Statistical Computing and Graphics in R

# Comparisons Tests

T test and ANOVA

## Mean Comparison Tests: Hypothesis Testing (One Sample and Two Sample)

Here we learn some basics about how to perform Mean Comparison Tests: hypothesis testing for one sample test, two-sample independent test, and dependent sample test. We will also learn how to find the p-values for a certain distribution such as t-distribution, and critical region values. We will also see how to perform one-tailed and two-tailed hypothesis tests.

How to Perform One-Sample t-Test in R

A recent article in The Wall Street Journal reported that the 30-year mortgage rate is now less than 6%. A sample of eight small banks in the Midwest revealed the following 30-year rates (in percent)

At the 0.01 significance level (probability of type-I error), can we conclude that the 30-year mortgage rate for small banks is less than 6%?

Manual Calculations for One-Sample t-Test and Confidence Interval

# Manual way
X <- c(4.8, 5.3, 6.5, 4.8, 6.1, 5.8, 6.2, 5.6)
xbar <- mean(X)
s <- sd(X)
mu = 6
n = length(X)
df = n - 1
tcal = (xbar - mu)/(s/sqrt(n) )
tcal

c(xbar - qt(0.995, df = df) * s/sqrt(n), xbar + qt(0.995, df = df) * s/sqrt(n))

Critical Values from t-Table

# Critical Value for Left Tail
qt(0.01, df = df, lower.tail = T)

# Critical Value for Right Tail
qt(0.99, df = df, lower.tail = T)

# Critical Vale for Both Tails
qt(0.995, df = df)

Finding p-Values

# p-value (altenative is less)
pt(tcal, df = df)

# p-value (altenative is greater)
1 - pt(tcal, df = df)

# p-value (alternative two tailed or not equal to)
2 * pt(tcal, df = df)


Performing One-Sample Confidence Interval and t-test Using Built-in Function

# Left Tail test
t.test(x = X, mu = 6, alternative = c("less"), conf.level = 0.99)

# Right Tail test
t.test(x = X, mu = 6, alternative = c("greater"), conf.level = 0.99)

# Two Tail test
t.test(x = X, mu = 6, alternative = c("two.sided"), conf.level = 0.99)


How to Perform two-Sample t-Test in R

Consider we have two samples stored in two vectors $X$ and $Y$ as shown in R code. We are interested in the Mean Comparison Test among two groups of people regarding (say) their wages in a certain week.

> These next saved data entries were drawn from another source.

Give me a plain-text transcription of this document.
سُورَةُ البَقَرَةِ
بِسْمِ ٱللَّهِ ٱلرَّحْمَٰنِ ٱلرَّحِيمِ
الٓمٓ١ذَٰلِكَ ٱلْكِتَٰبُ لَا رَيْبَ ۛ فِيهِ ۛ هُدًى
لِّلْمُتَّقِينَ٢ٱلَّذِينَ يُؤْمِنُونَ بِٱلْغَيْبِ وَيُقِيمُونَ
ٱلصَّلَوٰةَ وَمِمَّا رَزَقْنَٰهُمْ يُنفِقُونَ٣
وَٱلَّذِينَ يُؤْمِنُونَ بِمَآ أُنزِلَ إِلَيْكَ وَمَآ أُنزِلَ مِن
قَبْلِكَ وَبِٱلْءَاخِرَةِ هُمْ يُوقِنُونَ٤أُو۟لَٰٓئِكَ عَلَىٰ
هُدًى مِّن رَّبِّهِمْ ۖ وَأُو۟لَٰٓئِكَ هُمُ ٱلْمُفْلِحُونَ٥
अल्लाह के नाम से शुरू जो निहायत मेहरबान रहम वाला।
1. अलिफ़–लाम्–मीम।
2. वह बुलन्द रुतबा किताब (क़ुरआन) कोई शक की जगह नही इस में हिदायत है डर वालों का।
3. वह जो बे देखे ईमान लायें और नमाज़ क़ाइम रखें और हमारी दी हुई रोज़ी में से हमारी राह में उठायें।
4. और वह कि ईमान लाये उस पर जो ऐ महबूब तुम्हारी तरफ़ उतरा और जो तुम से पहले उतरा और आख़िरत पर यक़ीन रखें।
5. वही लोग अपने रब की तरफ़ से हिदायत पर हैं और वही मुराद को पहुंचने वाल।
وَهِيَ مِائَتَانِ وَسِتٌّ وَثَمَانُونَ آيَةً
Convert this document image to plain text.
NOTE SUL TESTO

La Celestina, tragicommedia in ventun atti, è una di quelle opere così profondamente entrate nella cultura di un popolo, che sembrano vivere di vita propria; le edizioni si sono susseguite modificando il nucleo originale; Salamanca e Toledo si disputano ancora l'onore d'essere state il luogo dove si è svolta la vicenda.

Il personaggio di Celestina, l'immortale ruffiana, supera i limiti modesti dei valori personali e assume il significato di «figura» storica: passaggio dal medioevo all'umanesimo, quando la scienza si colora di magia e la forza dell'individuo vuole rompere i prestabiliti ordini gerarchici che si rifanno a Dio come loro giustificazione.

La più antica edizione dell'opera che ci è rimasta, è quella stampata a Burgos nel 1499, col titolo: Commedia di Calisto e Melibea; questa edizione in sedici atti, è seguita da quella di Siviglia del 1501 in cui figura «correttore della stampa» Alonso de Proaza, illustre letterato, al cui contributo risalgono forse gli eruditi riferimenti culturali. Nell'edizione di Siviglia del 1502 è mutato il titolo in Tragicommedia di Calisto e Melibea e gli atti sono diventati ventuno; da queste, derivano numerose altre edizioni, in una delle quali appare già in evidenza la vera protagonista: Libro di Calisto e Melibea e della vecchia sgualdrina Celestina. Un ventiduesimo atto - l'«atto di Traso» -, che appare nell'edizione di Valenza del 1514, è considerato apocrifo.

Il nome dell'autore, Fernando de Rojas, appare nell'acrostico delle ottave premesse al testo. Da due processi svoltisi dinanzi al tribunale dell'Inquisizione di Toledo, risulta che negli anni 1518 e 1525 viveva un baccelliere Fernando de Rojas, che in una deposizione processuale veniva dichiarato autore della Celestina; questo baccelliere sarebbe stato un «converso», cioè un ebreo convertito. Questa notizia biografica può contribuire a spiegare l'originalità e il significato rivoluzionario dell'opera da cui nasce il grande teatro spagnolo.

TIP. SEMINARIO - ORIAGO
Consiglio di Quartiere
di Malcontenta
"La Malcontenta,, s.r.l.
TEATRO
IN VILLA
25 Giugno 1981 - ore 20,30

X = c(70, 82, 78, 70, 74, 82, 90)
Y = c(60, 80, 91, 89, 77, 69, 88, 82)

Manual Calculations for Two-Sample t-Test and Confidence Interval

nx = length(X)
ny = length(Y)
xbar = mean(X)
sx = sd(X)
ybar = mean(Y)
sy = sd(Y)
df = nx + ny - 2
# Pooled Standard Deviation/ Variance
SP = sqrt( ( (nx-1) * sx^2 + (ny-1) * sy^2) / df )
tcal = (( xbar - ybar ) - 0) / (SP *sqrt(1/nx + 1/ny))
tcal

# Confidence Interval
LL <- (xbar - ybar) - qt(0.975, df)* sqrt((SP^2 *(1/nx + 1/ny) ))
UL <- (xbar - ybar) + qt(0.975, df)* sqrt((SP^2 *(1/nx + 1/ny) ))
c(LL, UL)

Finding p-values

# The p-value at the left-hand side of Critical Region
pt(tcal, df )

# The p-value for two-tailed Critical Region
2 * pt(tcal, df )

# The p-value at the right-hand side of Critical Region
1 - pt(tcal, df)

Finding Critical Values from t-Table

# Left Tail
qt(0.025, df = df, lower.tail = T)

# Right Tail
qt(0.975, df = df, lower.tail = T)

# Both tails
qt(0.05, df = df)

Performing Two-Sample Confidence Interval and T-test using Built-in Function

# Left Tail test
t.test(X, Y, alternative = c("less"), var.equal = T)

# Right Tail test
t.test(X, Y, alternative = c("greater"), var.equal = T)

# Two Tail test
t.test(X, Y, alternative = c("two.sided"), var.equal = T)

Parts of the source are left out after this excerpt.